SEMARANG, SuaraKPK.com – Sebanyak 70 pimpinan organisasi masyarakat (ormas) dan Lembaga Swadaya Masyarakat (LSM) yang tergabung dalam Aliansi Rakyat Indonesia Bersatu (ARIB) mendatangi Kantor Pemerintah Provinsi (Pemprov) Jawa Tengah, Rabu (24/9/2025). Mereka menuntut perbaikan mendasar terhadap sistem pajak daerah, khususnya Pajak Kendaraan Bermotor (PKB) dan Pajak Bumi dan Bangunan (PBB) yang dinilai semrawut dan kerap menyengsarakan rakyat kecil.
Koordinator ARIB, Ahmad Robani Akbar, SH, MH, menegaskan bahwa persoalan perpajakan bukan hanya terletak pada tingginya nominal pungutan, melainkan juga pada penerapannya yang dianggap tidak adil.
> “Tanah wakaf milik yayasan yang tidak produktif harus bebas pajak. Rumah hunian penduduk miskin dengan lahan kecil di bawah 100 meter persegi seharusnya juga bebas pajak. Begitu pula kendaraan bermotor tua berusia di atas 15 tahun sebaiknya dibebaskan dari pajak,” tegas Robani.
Menurutnya, logika penerapan pajak saat ini kerap tidak masuk akal. Ia mencontohkan kasus pemecahan sertifikat tanah yang justru membuat nilai PBB melonjak hingga 100 persen.

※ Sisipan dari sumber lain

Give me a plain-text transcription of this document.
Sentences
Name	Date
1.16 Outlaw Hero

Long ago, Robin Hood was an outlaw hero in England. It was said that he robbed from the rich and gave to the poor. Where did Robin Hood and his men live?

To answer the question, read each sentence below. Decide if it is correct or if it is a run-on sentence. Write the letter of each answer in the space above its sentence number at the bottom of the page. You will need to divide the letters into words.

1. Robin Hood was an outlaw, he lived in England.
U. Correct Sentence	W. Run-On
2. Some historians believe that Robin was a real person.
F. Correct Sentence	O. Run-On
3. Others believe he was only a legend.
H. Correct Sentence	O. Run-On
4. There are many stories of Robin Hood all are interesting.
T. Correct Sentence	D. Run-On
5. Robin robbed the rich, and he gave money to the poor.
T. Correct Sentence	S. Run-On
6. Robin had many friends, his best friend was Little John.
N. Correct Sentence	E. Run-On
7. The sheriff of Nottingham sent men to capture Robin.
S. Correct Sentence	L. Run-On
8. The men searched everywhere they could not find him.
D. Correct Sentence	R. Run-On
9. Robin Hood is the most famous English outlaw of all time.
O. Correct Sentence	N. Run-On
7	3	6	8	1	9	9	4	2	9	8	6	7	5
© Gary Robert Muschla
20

> “Hanya karena sertifikat dipecah dua, PBB langsung naik dua kali lipat. Ini jelas memberatkan rakyat,” ujarnya.
Soroti BPHTB dan Dugaan Kecurangan
Selain PBB, ARIB juga menyoroti penerapan Bea Perolehan Hak atas Tanah dan Bangunan (BPHTB). Dalam sejumlah kasus, warisan warga diperlakukan sama dengan transaksi jual beli tanah. Akibatnya, ahli waris tetap dibebani biaya besar.
> “Padahal jelas berbeda antara warisan dan jual beli. Bahkan ada selisih lebih sekitar Rp20 juta yang seharusnya menjadi hak warga, tapi hilang entah ke mana,” ungkap Robani.
Ia menilai kebijakan semacam ini tidak menghadirkan keadilan, melainkan justru menambah penderitaan masyarakat kecil. Bahkan, aturan yang tidak jelas dan tidak transparan tersebut membuka ruang terjadinya kecurangan maupun penyalahgunaan kewenangan.
Mendesak Transparansi dan Reformasi Pajak
ARIB mendesak Pemprov Jateng segera memperbaiki regulasi, termasuk Peraturan Gubernur tentang PKB dan Peraturan Wali Kota tentang PBB. Transparansi disebut menjadi kunci utama.
> “Semua mekanisme perpajakan harus transparan. Rakyat berhak tahu dasar perhitungan dan ke mana arah penggunaan pajak. Jangan sampai ada manipulasi, apalagi korupsi. Aparat penegak hukum harus turun tangan jika ditemukan penyimpangan,” kata Robani.
Menurutnya, pemerintah daerah seharusnya hadir untuk meringankan beban rakyat, bukan justru menambah derita melalui kebijakan yang tidak berpihak kepada wong cilik.
> “Kenaikan PBB maupun PKB yang tidak realistis hanya akan memperlebar jurang ketidakpuasan publik. Kalau rakyat sudah merasa diperas, kepercayaan kepada pemerintah akan runtuh,” tambahnya.
Ultimatum Enam Hari
ARIB memberikan tenggat waktu enam hari kepada Pemprov Jateng untuk merespons tuntutan mereka. Jika tidak ada langkah konkret, mereka berencana mendirikan posko pengaduan masyarakat di depan Kantor Gubernur Jawa Tengah.
> “Jangan sampai rakyat kecil terus disiksa dengan alasan meningkatkan pendapatan daerah. Ingat, negara ini berdiri untuk rakyat, bukan untuk membebani rakyat,” pungkas Robani.